Annex H: Getting It Right For Every Child (GIRFEC)
Most children and young people get all the help and support they need from their parents or carers, wider family and community but sometimes, perhaps unexpectedly, they may need a bit of extra help which is why GIRFEC includes all children and young people - because it is impossible to predict if or when any child or young person may need that extra help.
Since 2006 the GIRFEC approach has been at the heart of all the policies of Scottish Government and it aims to ensure that all children get the right help at the right time from the right people:
- child-focused - it ensures the child or young person - and their family - is at the center of decision-making and the support available to them.
- based on an understanding of the wellbeing of a child in their current situation - it takes into consideration the wider influences on a child or young person and their developmental needs when thinking about their wellbeing, so that the right support can be offered.

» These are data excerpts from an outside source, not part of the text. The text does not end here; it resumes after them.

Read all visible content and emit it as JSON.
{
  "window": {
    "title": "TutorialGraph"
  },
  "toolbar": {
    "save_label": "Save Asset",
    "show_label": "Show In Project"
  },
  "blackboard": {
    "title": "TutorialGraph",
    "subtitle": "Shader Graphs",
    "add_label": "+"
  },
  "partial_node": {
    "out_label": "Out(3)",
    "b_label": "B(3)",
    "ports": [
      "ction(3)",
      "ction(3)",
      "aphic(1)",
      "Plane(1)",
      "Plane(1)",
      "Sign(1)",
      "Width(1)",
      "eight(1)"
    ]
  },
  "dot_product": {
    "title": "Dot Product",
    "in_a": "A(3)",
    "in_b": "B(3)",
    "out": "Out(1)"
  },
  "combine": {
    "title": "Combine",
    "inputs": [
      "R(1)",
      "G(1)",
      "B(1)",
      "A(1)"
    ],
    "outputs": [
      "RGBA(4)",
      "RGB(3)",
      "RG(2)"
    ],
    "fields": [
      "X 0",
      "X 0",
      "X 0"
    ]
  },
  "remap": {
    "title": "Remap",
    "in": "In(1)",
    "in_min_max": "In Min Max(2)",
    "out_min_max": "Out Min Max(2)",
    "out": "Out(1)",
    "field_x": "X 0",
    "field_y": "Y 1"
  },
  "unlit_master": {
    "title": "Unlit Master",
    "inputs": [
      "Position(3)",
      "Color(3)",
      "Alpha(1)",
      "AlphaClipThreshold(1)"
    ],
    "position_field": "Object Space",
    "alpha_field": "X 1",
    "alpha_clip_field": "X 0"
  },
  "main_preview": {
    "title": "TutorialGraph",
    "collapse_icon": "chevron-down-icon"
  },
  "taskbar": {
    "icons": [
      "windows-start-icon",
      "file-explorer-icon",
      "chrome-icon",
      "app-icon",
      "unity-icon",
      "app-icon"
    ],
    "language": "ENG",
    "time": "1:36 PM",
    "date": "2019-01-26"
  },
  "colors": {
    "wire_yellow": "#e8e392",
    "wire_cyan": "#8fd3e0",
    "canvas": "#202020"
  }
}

- based on tackling needs early - it aims to ensure needs are identified as early as possible to avoid bigger concerns or problems developing.
- requires joined-up working - it is about children, young people, parents and carers, and the services they need working together in a coordinated way to meet the specific needs and improve their wellbeing.
GIRFEC's purpose is to support children and young people so that they can grow up feeling loved, safe and respected and realise their full potential. It identifies 8 factors, referred to by their initial letters 'SHANARRI', confirming that at home, in school or the wider community, every child and young person should be: Safe, Healthy, Achieving, Nurtured, Active, Respected, Responsible, Included.
The GIRFEC approach can connect principled practice in investigative phases within an inter-agency ethos of care and protection, so that:
Safety: has primacy. Perceived risks are explicitly assessed and addressed at every stage in care and transition planning with the child or young person and those professionals and family members significant to them.
Wellbeing: the child or young person's needs are central. Gaps, losses, past trauma and harm receive recognition and response at a pace and in a manner that is attuned to each individual. Wellbeing indicators provide a foundation for holistic assessment, planning and support.
Voice: the child or young person's experience, views, wishes and feelings are heard in daily life and in all decisions taken about their care.
Strengths: the potential and resilience of each child or young person is appreciated and nurtured. Relationships and connections with resources for the child or young person that are latent in the family and community are promoted and supported.
Teamwork: all professionals work to achieve partnership between those that care for and those that have responsibilities towards the child or young person.
Co-ordination: a social worker who is lead professional co-ordinates assessment and planning before, during and for a sufficient period following a phase of secure care; and commits to regular and reliable direct contact with the child or young person.
Continuity: significant relationships in the child and young person's life are recognised and valued. Consideration is given to sufficient continuity of professional relationships. Action is taken to sustain those personal relationships which will support positive transitions.
Flexibility: a spectrum of care options may include birth family and wider kinship care; foster and residential care; or supported accommodation. These options are evolved within a workforce which may have distinct roles and specialisms but also has a generic knowledge base. There is a need for inter-agency understanding about pathways to emotional security in living and relationship beyond the current home base or placement.
Professional development: supervision encourages reflective practice. Training opportunities develop knowledge and skills that enhance resilience, communication and relationship-based practice with children and families in crisis, facing multiple challenges.
Mapping: professional and service development may be supported by a strategic map of resource options; and accessible sources for approved methods and applicable learning from research and inspection findings.